In twenty-four years, I have begun to stack bricks up, seeing to build towers of dreams. But today, what do I have? One-paragraph manuscripts, a half-baked degree, unfinished dreams, unrealized goals—all things unfinished. In the world of successful men, one must at least complete one journey to have a name, to make it—big or small—or risk to be a mere shadow of the gods.

You start with clay, mix it up with some straw, form it into bricks, and let it cake dry in the sun. The next day, you stack it one brick on another with some mortar to hold it in place. Higher. Higher. And higher. Then consult your blueprint to get your bearings. Sweat trickles down your eyebrow and into your eye. The sun beats down on your bent back. Go, struggling man, go. Pause for some water. But do go on for chrissakes . . .

Then you realize that your bricks are not cooked enough, your blueprint not grand enough. Sit down in the shade, dear brother, and think again. Think. Think. Think. Measured by your own critiques and weighed by the perceived biases of the world entire. Not enough. Wanting.

You discard your blueprint and dig your heart again for more spectacular dreams. Dreams of conquests and laurel wreaths. But this time, dig deeper.

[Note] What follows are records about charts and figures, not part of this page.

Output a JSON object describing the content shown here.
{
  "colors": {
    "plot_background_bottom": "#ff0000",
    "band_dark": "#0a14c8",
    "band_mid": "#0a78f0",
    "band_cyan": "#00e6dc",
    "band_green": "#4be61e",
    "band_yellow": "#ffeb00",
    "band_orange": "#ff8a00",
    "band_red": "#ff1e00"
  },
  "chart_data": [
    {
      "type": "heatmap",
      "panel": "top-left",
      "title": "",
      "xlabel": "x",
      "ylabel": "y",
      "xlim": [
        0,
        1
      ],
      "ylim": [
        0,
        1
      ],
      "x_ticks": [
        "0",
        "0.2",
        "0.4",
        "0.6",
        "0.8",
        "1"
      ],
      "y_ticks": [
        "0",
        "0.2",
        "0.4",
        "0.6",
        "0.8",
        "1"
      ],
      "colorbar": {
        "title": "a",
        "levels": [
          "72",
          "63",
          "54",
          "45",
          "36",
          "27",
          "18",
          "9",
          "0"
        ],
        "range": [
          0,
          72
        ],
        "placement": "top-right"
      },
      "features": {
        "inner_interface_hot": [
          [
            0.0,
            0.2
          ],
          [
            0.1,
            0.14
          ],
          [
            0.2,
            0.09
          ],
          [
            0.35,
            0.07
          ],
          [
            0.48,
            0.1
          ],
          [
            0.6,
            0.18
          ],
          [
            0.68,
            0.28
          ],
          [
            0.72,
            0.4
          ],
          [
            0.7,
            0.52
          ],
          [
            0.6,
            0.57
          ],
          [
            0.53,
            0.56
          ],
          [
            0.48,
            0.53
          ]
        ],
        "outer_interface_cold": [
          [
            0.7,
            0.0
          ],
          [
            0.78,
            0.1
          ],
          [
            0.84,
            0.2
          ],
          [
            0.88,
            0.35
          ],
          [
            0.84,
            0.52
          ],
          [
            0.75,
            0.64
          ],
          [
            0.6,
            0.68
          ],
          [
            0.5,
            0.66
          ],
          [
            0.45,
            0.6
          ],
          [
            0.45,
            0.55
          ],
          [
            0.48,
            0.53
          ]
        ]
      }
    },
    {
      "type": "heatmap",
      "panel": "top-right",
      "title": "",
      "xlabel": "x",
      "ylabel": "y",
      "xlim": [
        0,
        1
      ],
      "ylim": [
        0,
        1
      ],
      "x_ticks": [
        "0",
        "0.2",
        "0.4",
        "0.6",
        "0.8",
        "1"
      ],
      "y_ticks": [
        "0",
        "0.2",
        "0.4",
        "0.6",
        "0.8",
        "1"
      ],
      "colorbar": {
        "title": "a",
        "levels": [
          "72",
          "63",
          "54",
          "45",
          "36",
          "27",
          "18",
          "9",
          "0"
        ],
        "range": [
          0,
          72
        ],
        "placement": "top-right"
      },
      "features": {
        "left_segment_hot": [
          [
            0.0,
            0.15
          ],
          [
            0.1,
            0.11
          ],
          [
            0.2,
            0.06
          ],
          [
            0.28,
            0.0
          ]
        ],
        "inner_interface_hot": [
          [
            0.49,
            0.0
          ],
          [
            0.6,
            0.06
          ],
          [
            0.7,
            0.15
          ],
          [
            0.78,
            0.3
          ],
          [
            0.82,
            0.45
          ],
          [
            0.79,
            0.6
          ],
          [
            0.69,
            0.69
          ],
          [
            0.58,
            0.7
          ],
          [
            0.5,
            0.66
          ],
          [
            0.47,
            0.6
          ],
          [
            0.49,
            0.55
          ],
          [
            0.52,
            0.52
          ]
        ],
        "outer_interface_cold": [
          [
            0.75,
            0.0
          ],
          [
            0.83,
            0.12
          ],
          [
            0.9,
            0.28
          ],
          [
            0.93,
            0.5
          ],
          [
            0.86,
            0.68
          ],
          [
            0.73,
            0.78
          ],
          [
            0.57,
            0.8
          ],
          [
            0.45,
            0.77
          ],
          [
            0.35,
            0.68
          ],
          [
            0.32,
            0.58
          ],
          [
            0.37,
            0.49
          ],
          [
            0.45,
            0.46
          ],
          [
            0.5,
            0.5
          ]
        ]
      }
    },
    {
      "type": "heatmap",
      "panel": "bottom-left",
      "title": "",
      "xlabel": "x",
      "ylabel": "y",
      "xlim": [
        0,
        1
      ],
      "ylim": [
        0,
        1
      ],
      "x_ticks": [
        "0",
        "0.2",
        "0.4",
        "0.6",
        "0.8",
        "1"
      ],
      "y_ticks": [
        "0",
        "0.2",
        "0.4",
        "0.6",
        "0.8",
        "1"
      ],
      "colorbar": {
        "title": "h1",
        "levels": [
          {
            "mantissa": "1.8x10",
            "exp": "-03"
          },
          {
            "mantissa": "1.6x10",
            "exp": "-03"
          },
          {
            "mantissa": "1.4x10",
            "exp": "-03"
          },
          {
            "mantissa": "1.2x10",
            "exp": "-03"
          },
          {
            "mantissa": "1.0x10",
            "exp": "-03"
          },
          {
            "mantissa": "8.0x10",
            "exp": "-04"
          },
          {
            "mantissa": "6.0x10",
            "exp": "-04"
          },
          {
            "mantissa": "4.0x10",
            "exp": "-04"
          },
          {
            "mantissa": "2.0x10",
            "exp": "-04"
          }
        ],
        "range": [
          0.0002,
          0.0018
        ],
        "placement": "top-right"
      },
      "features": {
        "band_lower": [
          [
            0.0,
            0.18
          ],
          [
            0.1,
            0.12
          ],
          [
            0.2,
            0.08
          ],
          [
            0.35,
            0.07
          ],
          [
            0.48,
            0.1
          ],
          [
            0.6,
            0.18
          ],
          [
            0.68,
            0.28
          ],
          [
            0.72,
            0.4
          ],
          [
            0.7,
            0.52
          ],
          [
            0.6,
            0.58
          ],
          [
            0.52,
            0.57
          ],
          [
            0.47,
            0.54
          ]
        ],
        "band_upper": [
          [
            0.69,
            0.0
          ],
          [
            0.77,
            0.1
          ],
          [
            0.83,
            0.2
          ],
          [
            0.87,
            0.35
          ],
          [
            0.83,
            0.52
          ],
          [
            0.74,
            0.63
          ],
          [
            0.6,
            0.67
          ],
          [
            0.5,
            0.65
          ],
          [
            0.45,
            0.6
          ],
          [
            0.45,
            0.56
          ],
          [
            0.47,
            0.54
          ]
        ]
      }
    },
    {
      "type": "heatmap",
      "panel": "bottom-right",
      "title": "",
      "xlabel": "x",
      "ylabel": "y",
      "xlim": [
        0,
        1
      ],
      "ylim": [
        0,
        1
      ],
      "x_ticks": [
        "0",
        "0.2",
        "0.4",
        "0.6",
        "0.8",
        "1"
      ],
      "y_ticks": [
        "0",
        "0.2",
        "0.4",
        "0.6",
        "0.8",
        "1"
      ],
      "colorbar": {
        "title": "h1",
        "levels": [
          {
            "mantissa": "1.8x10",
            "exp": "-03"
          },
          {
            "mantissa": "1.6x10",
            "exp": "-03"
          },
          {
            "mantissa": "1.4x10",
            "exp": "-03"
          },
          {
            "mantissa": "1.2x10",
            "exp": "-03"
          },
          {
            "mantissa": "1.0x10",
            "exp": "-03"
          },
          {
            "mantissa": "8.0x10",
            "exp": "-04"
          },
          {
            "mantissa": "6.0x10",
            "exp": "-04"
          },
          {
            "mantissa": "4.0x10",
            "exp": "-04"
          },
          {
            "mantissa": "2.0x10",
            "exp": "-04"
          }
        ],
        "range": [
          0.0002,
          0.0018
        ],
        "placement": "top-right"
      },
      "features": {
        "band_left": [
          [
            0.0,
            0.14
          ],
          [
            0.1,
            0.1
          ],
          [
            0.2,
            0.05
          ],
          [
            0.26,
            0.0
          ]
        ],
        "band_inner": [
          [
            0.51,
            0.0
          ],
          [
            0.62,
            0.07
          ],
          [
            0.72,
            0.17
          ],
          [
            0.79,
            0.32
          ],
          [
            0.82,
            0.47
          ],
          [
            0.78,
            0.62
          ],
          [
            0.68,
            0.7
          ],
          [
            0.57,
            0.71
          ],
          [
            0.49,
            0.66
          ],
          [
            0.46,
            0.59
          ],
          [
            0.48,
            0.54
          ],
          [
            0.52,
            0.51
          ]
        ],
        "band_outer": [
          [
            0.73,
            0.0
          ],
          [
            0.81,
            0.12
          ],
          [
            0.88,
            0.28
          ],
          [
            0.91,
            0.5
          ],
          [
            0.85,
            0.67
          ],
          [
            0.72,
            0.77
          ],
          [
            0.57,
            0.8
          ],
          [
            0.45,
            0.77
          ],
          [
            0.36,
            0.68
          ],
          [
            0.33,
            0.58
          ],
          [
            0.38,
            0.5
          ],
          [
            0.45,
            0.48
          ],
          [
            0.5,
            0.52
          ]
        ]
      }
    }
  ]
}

Now comes the thought that you do not want to tinker with bricks and mortar after all. Too primitive. You want to try and plant an orchard. No, raise sheep. No, make strong bows and sure arrows and head for the forests of the unknown. Too hard. How about wait for a flight of geese, shoot one down, and make quills from the feathers? Yes, a scribe would be grand.

I could record victories of men great and defeats of the lesser folk. I could tell the world to come of laws and legends of the ruins and the freshly painted edifices of today. The wakings and sleepings of men and their stories could propel me to my own awakening in the world of struggles. And if great men and vanquished folk run out, I could create my own tales of heroism.

One word, a clause, a sentence, a paragraph. “Why does it not read like the work of a master?” you ask yourself next. “I cannot do this,” you tell yourself the second moment. “I’d leave the geese in their flying.”

Another dream quashed before its infancy. Abortion. Murder. But who carries the guilt? Who is the culprit? “A dream can only be killed by the dreamer,” a master scribe once said. Heavy chests accompany guilt. But what could you do? Whine? A whine is a whine—it does not accomplish anything. Even whining about whining itself.

There are new dreams to make. And more to kill. But the heart is weary of chugging them out only to be rent by the uncertain mind. The stomach cries out for food to fill itself. And the soul is disillusioned for belonging to a fickle man. A fickle man creating a field of one-brick palaces, a sea of ruins. Learn from the resilience and the determination of a dog, why don’t you.

And so you take the path yet again for a dogged trudge. Doggedness. Trudging. Then again, quo vadis, seeker?